Lamego
"Lamego vous fait grimper six cents marches pour une vue, et curieusement, cela semble être exactement le juste prix."
Une ville perchée du Douro où un escalier baroque monumental de six cents marches grimpe jusqu'à un sanctuaire, et où le vin mousseux local surclasse discrètement son célèbre voisin depuis plus d'un siècle.

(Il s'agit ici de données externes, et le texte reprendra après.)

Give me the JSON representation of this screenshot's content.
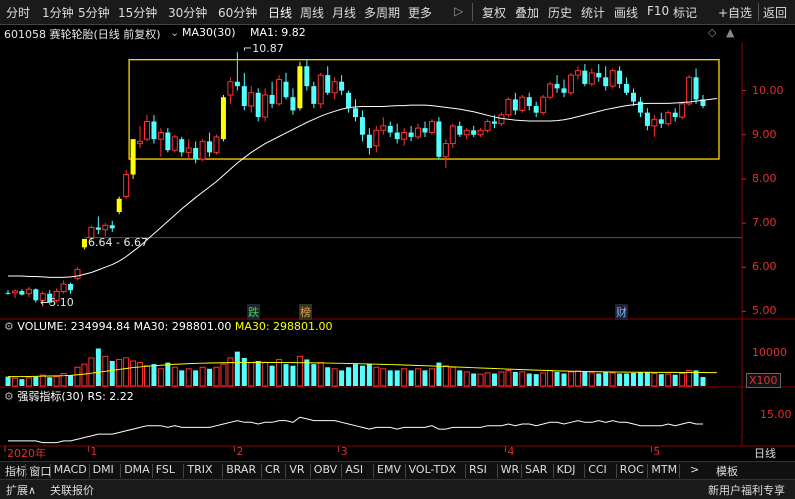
{
  "toolbar": {
    "periods": [
      "分时",
      "1分钟",
      "5分钟",
      "15分钟",
      "30分钟",
      "60分钟",
      "日线",
      "周线",
      "月线",
      "多周期",
      "更多"
    ],
    "active_period": "日线",
    "more_arrow": "▷",
    "actions": [
      "复权",
      "叠加",
      "历史",
      "统计",
      "画线",
      "F10",
      "标记"
    ],
    "add_fav": "+自选",
    "back": "返回"
  },
  "title": {
    "code_name": "601058 赛轮轮胎(日线 前复权)",
    "ma_setting": "MA30(30)",
    "ma_value": "MA1: 9.82",
    "icons": [
      "◇",
      "▲"
    ]
  },
  "annotations": {
    "high": "10.87",
    "low": "5.10",
    "gap": "6.64 - 6.67",
    "event_1": "跌",
    "event_2": "榜",
    "event_3": "财"
  },
  "volume_header": {
    "label": "VOLUME: 234994.84",
    "ma_label": "MA30: 298801.00",
    "ma_label_2": "MA30: 298801.00",
    "unit": "X100"
  },
  "rs_header": {
    "label": "强弱指标(30)",
    "value": "RS: 2.22"
  },
  "colors": {
    "up": "#ff3232",
    "down": "#54ffff",
    "limit": "#ffff00",
    "ma": "#ffffff",
    "box": "#ffd700"
  },
  "chart_data": {
    "type": "candlestick",
    "price_axis": [
      "10.00",
      "9.00",
      "8.00",
      "7.00",
      "6.00",
      "5.00"
    ],
    "price_range": [
      4.85,
      11.1
    ],
    "volume_axis": [
      "10000"
    ],
    "volume_range": [
      0,
      16000
    ],
    "rs_axis": [
      "15.00"
    ],
    "rs_range": [
      0,
      26
    ],
    "date_labels": [
      {
        "label": "2020年",
        "idx": 0
      },
      {
        "label": "1",
        "idx": 12
      },
      {
        "label": "2",
        "idx": 33
      },
      {
        "label": "3",
        "idx": 48
      },
      {
        "label": "4",
        "idx": 72
      },
      {
        "label": "5",
        "idx": 93
      }
    ],
    "candles": [
      {
        "o": 5.42,
        "h": 5.48,
        "l": 5.38,
        "c": 5.4,
        "v": 3000,
        "rs": 3
      },
      {
        "o": 5.42,
        "h": 5.5,
        "l": 5.3,
        "c": 5.46,
        "v": 2500,
        "rs": 3
      },
      {
        "o": 5.46,
        "h": 5.5,
        "l": 5.36,
        "c": 5.38,
        "v": 2200,
        "rs": 3
      },
      {
        "o": 5.4,
        "h": 5.55,
        "l": 5.32,
        "c": 5.5,
        "v": 2600,
        "rs": 3
      },
      {
        "o": 5.5,
        "h": 5.52,
        "l": 5.2,
        "c": 5.25,
        "v": 3000,
        "rs": 3
      },
      {
        "o": 5.25,
        "h": 5.45,
        "l": 5.1,
        "c": 5.4,
        "v": 3500,
        "rs": 2
      },
      {
        "o": 5.4,
        "h": 5.48,
        "l": 5.15,
        "c": 5.2,
        "v": 2800,
        "rs": 2
      },
      {
        "o": 5.25,
        "h": 5.52,
        "l": 5.2,
        "c": 5.45,
        "v": 3000,
        "rs": 2
      },
      {
        "o": 5.45,
        "h": 5.7,
        "l": 5.4,
        "c": 5.62,
        "v": 4000,
        "rs": 3
      },
      {
        "o": 5.62,
        "h": 5.65,
        "l": 5.4,
        "c": 5.48,
        "v": 3500,
        "rs": 3
      },
      {
        "o": 5.75,
        "h": 6.0,
        "l": 5.7,
        "c": 5.95,
        "v": 6000,
        "rs": 4
      },
      {
        "o": 6.45,
        "h": 6.64,
        "l": 6.4,
        "c": 6.64,
        "v": 7000,
        "rs": 5,
        "limit": true
      },
      {
        "o": 6.67,
        "h": 6.95,
        "l": 6.6,
        "c": 6.9,
        "v": 9000,
        "rs": 6
      },
      {
        "o": 6.9,
        "h": 7.15,
        "l": 6.75,
        "c": 6.85,
        "v": 12000,
        "rs": 7
      },
      {
        "o": 6.85,
        "h": 7.0,
        "l": 6.7,
        "c": 6.95,
        "v": 9500,
        "rs": 7
      },
      {
        "o": 6.95,
        "h": 7.05,
        "l": 6.8,
        "c": 6.88,
        "v": 8000,
        "rs": 7
      },
      {
        "o": 7.25,
        "h": 7.6,
        "l": 7.2,
        "c": 7.55,
        "v": 8500,
        "rs": 8,
        "limit": true
      },
      {
        "o": 7.6,
        "h": 8.2,
        "l": 7.55,
        "c": 8.1,
        "v": 9000,
        "rs": 9
      },
      {
        "o": 8.1,
        "h": 8.9,
        "l": 8.0,
        "c": 8.9,
        "v": 8000,
        "rs": 10,
        "limit": true
      },
      {
        "o": 8.8,
        "h": 9.2,
        "l": 8.7,
        "c": 8.85,
        "v": 7500,
        "rs": 11
      },
      {
        "o": 8.9,
        "h": 9.45,
        "l": 8.85,
        "c": 9.3,
        "v": 6500,
        "rs": 12
      },
      {
        "o": 9.3,
        "h": 9.45,
        "l": 8.8,
        "c": 8.9,
        "v": 7000,
        "rs": 12
      },
      {
        "o": 8.9,
        "h": 9.15,
        "l": 8.5,
        "c": 9.05,
        "v": 5500,
        "rs": 12
      },
      {
        "o": 9.05,
        "h": 9.15,
        "l": 8.6,
        "c": 8.65,
        "v": 7500,
        "rs": 11
      },
      {
        "o": 8.65,
        "h": 9.0,
        "l": 8.6,
        "c": 8.95,
        "v": 6000,
        "rs": 12
      },
      {
        "o": 8.9,
        "h": 8.95,
        "l": 8.5,
        "c": 8.6,
        "v": 5000,
        "rs": 11
      },
      {
        "o": 8.6,
        "h": 8.9,
        "l": 8.45,
        "c": 8.7,
        "v": 5500,
        "rs": 11
      },
      {
        "o": 8.7,
        "h": 8.85,
        "l": 8.35,
        "c": 8.45,
        "v": 5000,
        "rs": 11
      },
      {
        "o": 8.45,
        "h": 8.9,
        "l": 8.4,
        "c": 8.85,
        "v": 6000,
        "rs": 11
      },
      {
        "o": 8.85,
        "h": 9.05,
        "l": 8.5,
        "c": 8.6,
        "v": 5500,
        "rs": 11
      },
      {
        "o": 8.6,
        "h": 9.0,
        "l": 8.55,
        "c": 8.95,
        "v": 6000,
        "rs": 12
      },
      {
        "o": 8.9,
        "h": 9.9,
        "l": 8.85,
        "c": 9.85,
        "v": 7000,
        "rs": 13,
        "limit": true
      },
      {
        "o": 9.9,
        "h": 10.3,
        "l": 9.7,
        "c": 10.2,
        "v": 9000,
        "rs": 14
      },
      {
        "o": 10.2,
        "h": 10.87,
        "l": 10.0,
        "c": 10.1,
        "v": 11000,
        "rs": 15
      },
      {
        "o": 10.1,
        "h": 10.4,
        "l": 9.55,
        "c": 9.65,
        "v": 9000,
        "rs": 14
      },
      {
        "o": 9.65,
        "h": 10.1,
        "l": 9.5,
        "c": 9.95,
        "v": 7500,
        "rs": 14
      },
      {
        "o": 9.95,
        "h": 10.05,
        "l": 9.3,
        "c": 9.4,
        "v": 8000,
        "rs": 13
      },
      {
        "o": 9.4,
        "h": 10.05,
        "l": 9.3,
        "c": 9.9,
        "v": 7500,
        "rs": 14
      },
      {
        "o": 9.9,
        "h": 10.2,
        "l": 9.6,
        "c": 9.7,
        "v": 6500,
        "rs": 14
      },
      {
        "o": 9.7,
        "h": 10.35,
        "l": 9.65,
        "c": 10.25,
        "v": 8500,
        "rs": 15
      },
      {
        "o": 10.2,
        "h": 10.4,
        "l": 9.8,
        "c": 9.85,
        "v": 7000,
        "rs": 15
      },
      {
        "o": 9.85,
        "h": 10.05,
        "l": 9.45,
        "c": 9.55,
        "v": 6500,
        "rs": 14
      },
      {
        "o": 9.6,
        "h": 10.65,
        "l": 9.55,
        "c": 10.55,
        "v": 9500,
        "rs": 17,
        "limit": true
      },
      {
        "o": 10.55,
        "h": 10.7,
        "l": 10.0,
        "c": 10.1,
        "v": 8500,
        "rs": 16
      },
      {
        "o": 10.1,
        "h": 10.2,
        "l": 9.6,
        "c": 9.7,
        "v": 7000,
        "rs": 15
      },
      {
        "o": 9.7,
        "h": 10.4,
        "l": 9.6,
        "c": 10.35,
        "v": 7500,
        "rs": 15
      },
      {
        "o": 10.35,
        "h": 10.55,
        "l": 9.9,
        "c": 9.95,
        "v": 6000,
        "rs": 15
      },
      {
        "o": 9.95,
        "h": 10.3,
        "l": 9.8,
        "c": 10.2,
        "v": 5500,
        "rs": 15
      },
      {
        "o": 10.2,
        "h": 10.35,
        "l": 9.9,
        "c": 10.0,
        "v": 5000,
        "rs": 14
      },
      {
        "o": 9.95,
        "h": 10.0,
        "l": 9.5,
        "c": 9.6,
        "v": 6000,
        "rs": 13
      },
      {
        "o": 9.6,
        "h": 9.8,
        "l": 9.3,
        "c": 9.4,
        "v": 7000,
        "rs": 12
      },
      {
        "o": 9.4,
        "h": 9.55,
        "l": 8.85,
        "c": 9.0,
        "v": 6500,
        "rs": 11
      },
      {
        "o": 9.0,
        "h": 9.15,
        "l": 8.55,
        "c": 8.7,
        "v": 7000,
        "rs": 10
      },
      {
        "o": 8.75,
        "h": 9.2,
        "l": 8.6,
        "c": 9.1,
        "v": 6000,
        "rs": 11
      },
      {
        "o": 9.1,
        "h": 9.4,
        "l": 9.0,
        "c": 9.2,
        "v": 5500,
        "rs": 11
      },
      {
        "o": 9.2,
        "h": 9.3,
        "l": 8.95,
        "c": 9.05,
        "v": 5000,
        "rs": 11
      },
      {
        "o": 9.05,
        "h": 9.25,
        "l": 8.8,
        "c": 8.9,
        "v": 5000,
        "rs": 10
      },
      {
        "o": 8.9,
        "h": 9.15,
        "l": 8.75,
        "c": 9.05,
        "v": 5500,
        "rs": 11
      },
      {
        "o": 9.05,
        "h": 9.2,
        "l": 8.85,
        "c": 8.95,
        "v": 5000,
        "rs": 11
      },
      {
        "o": 8.95,
        "h": 9.25,
        "l": 8.9,
        "c": 9.15,
        "v": 5500,
        "rs": 11
      },
      {
        "o": 9.15,
        "h": 9.3,
        "l": 8.95,
        "c": 9.05,
        "v": 5000,
        "rs": 11
      },
      {
        "o": 9.05,
        "h": 9.35,
        "l": 9.0,
        "c": 9.3,
        "v": 5500,
        "rs": 12
      },
      {
        "o": 9.3,
        "h": 9.4,
        "l": 8.45,
        "c": 8.5,
        "v": 7500,
        "rs": 10
      },
      {
        "o": 8.5,
        "h": 8.9,
        "l": 8.25,
        "c": 8.8,
        "v": 6500,
        "rs": 10
      },
      {
        "o": 8.8,
        "h": 9.25,
        "l": 8.7,
        "c": 9.2,
        "v": 6000,
        "rs": 11
      },
      {
        "o": 9.2,
        "h": 9.3,
        "l": 8.95,
        "c": 9.0,
        "v": 5000,
        "rs": 11
      },
      {
        "o": 9.0,
        "h": 9.15,
        "l": 8.9,
        "c": 9.1,
        "v": 4500,
        "rs": 11
      },
      {
        "o": 9.1,
        "h": 9.2,
        "l": 8.95,
        "c": 9.0,
        "v": 4000,
        "rs": 11
      },
      {
        "o": 9.0,
        "h": 9.15,
        "l": 8.95,
        "c": 9.1,
        "v": 3800,
        "rs": 11
      },
      {
        "o": 9.1,
        "h": 9.35,
        "l": 9.05,
        "c": 9.3,
        "v": 4200,
        "rs": 12
      },
      {
        "o": 9.3,
        "h": 9.45,
        "l": 9.15,
        "c": 9.25,
        "v": 4000,
        "rs": 12
      },
      {
        "o": 9.25,
        "h": 9.5,
        "l": 9.2,
        "c": 9.45,
        "v": 4500,
        "rs": 12
      },
      {
        "o": 9.45,
        "h": 9.85,
        "l": 9.4,
        "c": 9.8,
        "v": 5000,
        "rs": 13
      },
      {
        "o": 9.8,
        "h": 9.95,
        "l": 9.45,
        "c": 9.55,
        "v": 4500,
        "rs": 12
      },
      {
        "o": 9.55,
        "h": 9.9,
        "l": 9.5,
        "c": 9.85,
        "v": 4500,
        "rs": 13
      },
      {
        "o": 9.85,
        "h": 9.95,
        "l": 9.55,
        "c": 9.65,
        "v": 4000,
        "rs": 13
      },
      {
        "o": 9.65,
        "h": 9.75,
        "l": 9.4,
        "c": 9.5,
        "v": 3800,
        "rs": 12
      },
      {
        "o": 9.5,
        "h": 9.9,
        "l": 9.45,
        "c": 9.85,
        "v": 4200,
        "rs": 13
      },
      {
        "o": 9.85,
        "h": 10.2,
        "l": 9.8,
        "c": 10.15,
        "v": 5000,
        "rs": 14
      },
      {
        "o": 10.15,
        "h": 10.35,
        "l": 9.95,
        "c": 10.05,
        "v": 4500,
        "rs": 14
      },
      {
        "o": 10.05,
        "h": 10.25,
        "l": 9.85,
        "c": 9.95,
        "v": 4000,
        "rs": 13
      },
      {
        "o": 9.95,
        "h": 10.4,
        "l": 9.9,
        "c": 10.35,
        "v": 4500,
        "rs": 14
      },
      {
        "o": 10.35,
        "h": 10.55,
        "l": 10.25,
        "c": 10.45,
        "v": 4800,
        "rs": 15
      },
      {
        "o": 10.45,
        "h": 10.6,
        "l": 10.1,
        "c": 10.15,
        "v": 4500,
        "rs": 14
      },
      {
        "o": 10.15,
        "h": 10.5,
        "l": 10.1,
        "c": 10.4,
        "v": 4200,
        "rs": 14
      },
      {
        "o": 10.4,
        "h": 10.6,
        "l": 10.2,
        "c": 10.3,
        "v": 4000,
        "rs": 15
      },
      {
        "o": 10.3,
        "h": 10.55,
        "l": 10.0,
        "c": 10.1,
        "v": 4500,
        "rs": 14
      },
      {
        "o": 10.1,
        "h": 10.5,
        "l": 10.05,
        "c": 10.45,
        "v": 4200,
        "rs": 15
      },
      {
        "o": 10.45,
        "h": 10.55,
        "l": 10.05,
        "c": 10.15,
        "v": 4000,
        "rs": 14
      },
      {
        "o": 10.15,
        "h": 10.3,
        "l": 9.9,
        "c": 9.95,
        "v": 4000,
        "rs": 14
      },
      {
        "o": 9.95,
        "h": 10.05,
        "l": 9.65,
        "c": 9.75,
        "v": 4200,
        "rs": 13
      },
      {
        "o": 9.75,
        "h": 9.85,
        "l": 9.4,
        "c": 9.5,
        "v": 4500,
        "rs": 12
      },
      {
        "o": 9.5,
        "h": 9.6,
        "l": 9.1,
        "c": 9.2,
        "v": 4500,
        "rs": 12
      },
      {
        "o": 9.2,
        "h": 9.45,
        "l": 8.95,
        "c": 9.35,
        "v": 4000,
        "rs": 12
      },
      {
        "o": 9.35,
        "h": 9.5,
        "l": 9.15,
        "c": 9.25,
        "v": 3800,
        "rs": 12
      },
      {
        "o": 9.25,
        "h": 9.55,
        "l": 9.2,
        "c": 9.5,
        "v": 3800,
        "rs": 13
      },
      {
        "o": 9.5,
        "h": 9.6,
        "l": 9.3,
        "c": 9.4,
        "v": 3600,
        "rs": 12
      },
      {
        "o": 9.4,
        "h": 9.75,
        "l": 9.35,
        "c": 9.7,
        "v": 4000,
        "rs": 13
      },
      {
        "o": 9.7,
        "h": 10.35,
        "l": 9.65,
        "c": 10.3,
        "v": 5000,
        "rs": 14
      },
      {
        "o": 10.3,
        "h": 10.5,
        "l": 9.7,
        "c": 9.8,
        "v": 5000,
        "rs": 13
      },
      {
        "o": 9.8,
        "h": 9.9,
        "l": 9.6,
        "c": 9.65,
        "v": 2900,
        "rs": 13
      }
    ],
    "ma30": [
      5.8,
      5.8,
      5.8,
      5.79,
      5.79,
      5.78,
      5.77,
      5.77,
      5.77,
      5.78,
      5.8,
      5.84,
      5.88,
      5.94,
      6.0,
      6.06,
      6.14,
      6.24,
      6.36,
      6.48,
      6.62,
      6.76,
      6.9,
      7.04,
      7.18,
      7.32,
      7.45,
      7.58,
      7.7,
      7.82,
      7.94,
      8.08,
      8.22,
      8.36,
      8.48,
      8.6,
      8.7,
      8.8,
      8.88,
      8.96,
      9.04,
      9.12,
      9.2,
      9.28,
      9.35,
      9.42,
      9.48,
      9.53,
      9.58,
      9.61,
      9.63,
      9.64,
      9.64,
      9.64,
      9.64,
      9.65,
      9.66,
      9.66,
      9.67,
      9.67,
      9.67,
      9.66,
      9.64,
      9.62,
      9.6,
      9.58,
      9.55,
      9.52,
      9.48,
      9.44,
      9.4,
      9.37,
      9.35,
      9.33,
      9.32,
      9.31,
      9.31,
      9.31,
      9.31,
      9.32,
      9.34,
      9.37,
      9.41,
      9.45,
      9.49,
      9.53,
      9.57,
      9.6,
      9.63,
      9.66,
      9.68,
      9.7,
      9.71,
      9.71,
      9.71,
      9.71,
      9.72,
      9.73,
      9.74,
      9.76,
      9.78,
      9.8,
      9.82
    ],
    "vol_ma30": [
      3000,
      3000,
      3000,
      3050,
      3100,
      3150,
      3200,
      3250,
      3300,
      3400,
      3600,
      3800,
      4100,
      4400,
      4700,
      5000,
      5300,
      5600,
      5900,
      6100,
      6300,
      6500,
      6650,
      6800,
      6950,
      7050,
      7150,
      7250,
      7300,
      7350,
      7400,
      7450,
      7480,
      7500,
      7520,
      7540,
      7550,
      7550,
      7540,
      7520,
      7500,
      7480,
      7460,
      7440,
      7410,
      7380,
      7340,
      7300,
      7260,
      7210,
      7160,
      7100,
      7040,
      6980,
      6920,
      6860,
      6790,
      6720,
      6650,
      6570,
      6490,
      6400,
      6310,
      6220,
      6130,
      6040,
      5950,
      5860,
      5770,
      5680,
      5590,
      5500,
      5410,
      5320,
      5230,
      5150,
      5070,
      4990,
      4920,
      4850,
      4790,
      4730,
      4680,
      4630,
      4590,
      4550,
      4520,
      4490,
      4460,
      4440,
      4420,
      4400,
      4390,
      4380,
      4370,
      4360,
      4350,
      4340,
      4330,
      4320,
      4310,
      4300,
      4290
    ]
  },
  "bottom_tabs": [
    "指标",
    "窗口",
    "MACD",
    "DMI",
    "DMA",
    "FSL",
    "TRIX",
    "BRAR",
    "CR",
    "VR",
    "OBV",
    "ASI",
    "EMV",
    "VOL-TDX",
    "RSI",
    "WR",
    "SAR",
    "KDJ",
    "CCI",
    "ROC",
    "MTM"
  ],
  "bottom_right": {
    "arrow": ">",
    "template": "模板",
    "period": "日线"
  },
  "status": {
    "expand": "扩展∧",
    "related": "关联报价",
    "news": "新用户福利专享"
  }
}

J’ai vu l’escalier de Nossa Senhora dos Remédios avant de voir quoi que ce soit d’autre à Lamego, s’élevant en zigzags spectaculaires, blanc et gris, sur la colline boisée en bordure de ville, visible depuis presque chaque rue du centre historique, comme si tout l’endroit avait été agencé autour de lui. C’est l’une des grandes mises en scène baroques du Portugal — six cent quatre-vingt-six marches selon la plupart des décomptes, réparties en terrasses décorées de panneaux d’azulejos, d’obélisques et de fontaines représentant des scènes bibliques et les vertus, construites progressivement sur plus d’un siècle jusqu’à atteindre le sanctuaire aux deux tours tout en haut dans les années 1900. Je l’ai gravi dans la chaleur de la fin de matinée, m’arrêtant sans cesse pour regarder la ville rapetisser en contrebas et admirer un autre panneau de carreaux bleu et blanc racontant une histoire biblique que je ne suivais qu’à moitié.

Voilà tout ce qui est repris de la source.